Published on August 9, 2019        Author: 

This week Channel 4 News broadcast a remarkable story about a dissident who climbed onto the roof of the Bahraini Embassy in London. The man, Moosa Mohammed, was part of a larger group protesting planned executions in Bahrain, executions which have been condemned by human rights organisations. The protest and underlying cause are rightly at the centre of the story, and the broadcast captures the confusion and drama of the night in question. Mr Mohammed is accosted on the roof by embassy staff, appears to be beaten by a man with a stick, and, in his interview with Channel 4 News, asserts that the embassy staff threatened to throw him off the roof. But the broadcast is also remarkable for it shows, on cell phone footage, the Metropolitan Police breaking open the embassy doors and entering the premises.

To say it is rare to see the police of a receiving state breaking open the doors of a foreign embassy is an understatement. As the broadcast highlights, the inviolability of diplomatic premises is established in international law. In this post, I will discuss the legality under international law of the UK’s actions.
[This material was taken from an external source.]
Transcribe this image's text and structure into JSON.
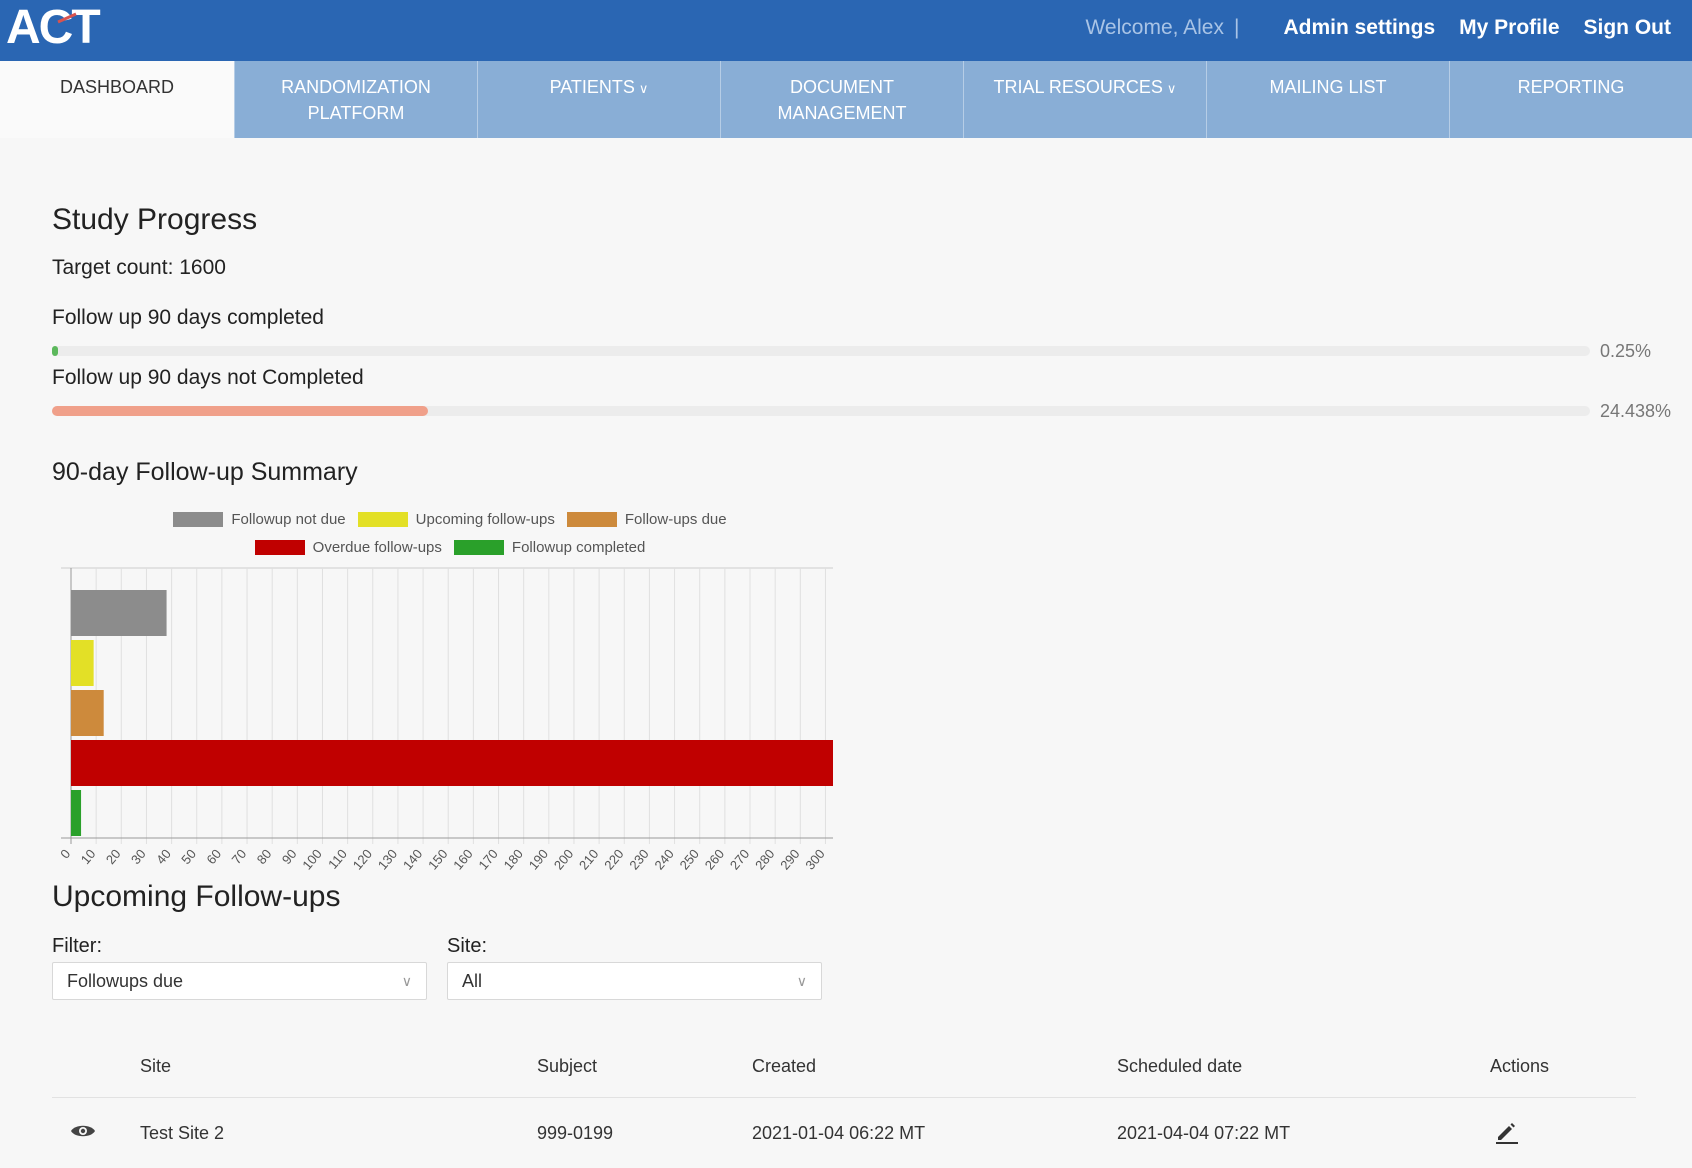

For the purposes of the legal analysis I will assume both that there was, on an objective level, a threat to the life/bodily integrity of Mr Mohammed and that the police were acting on the back of their perception of that threat. This factual position is disputed by Bahrain. First, I set out the case that the UK’s actions were unlawful on the basis of the unconditional rule in Article 22(1) of the Vienna Convention on Diplomatic Relations. Second, I suggest that the better view is that the UK’s conduct was lawful, and discuss two routes to that conclusion. Third, I discuss the Bahraini Embassy’s statement.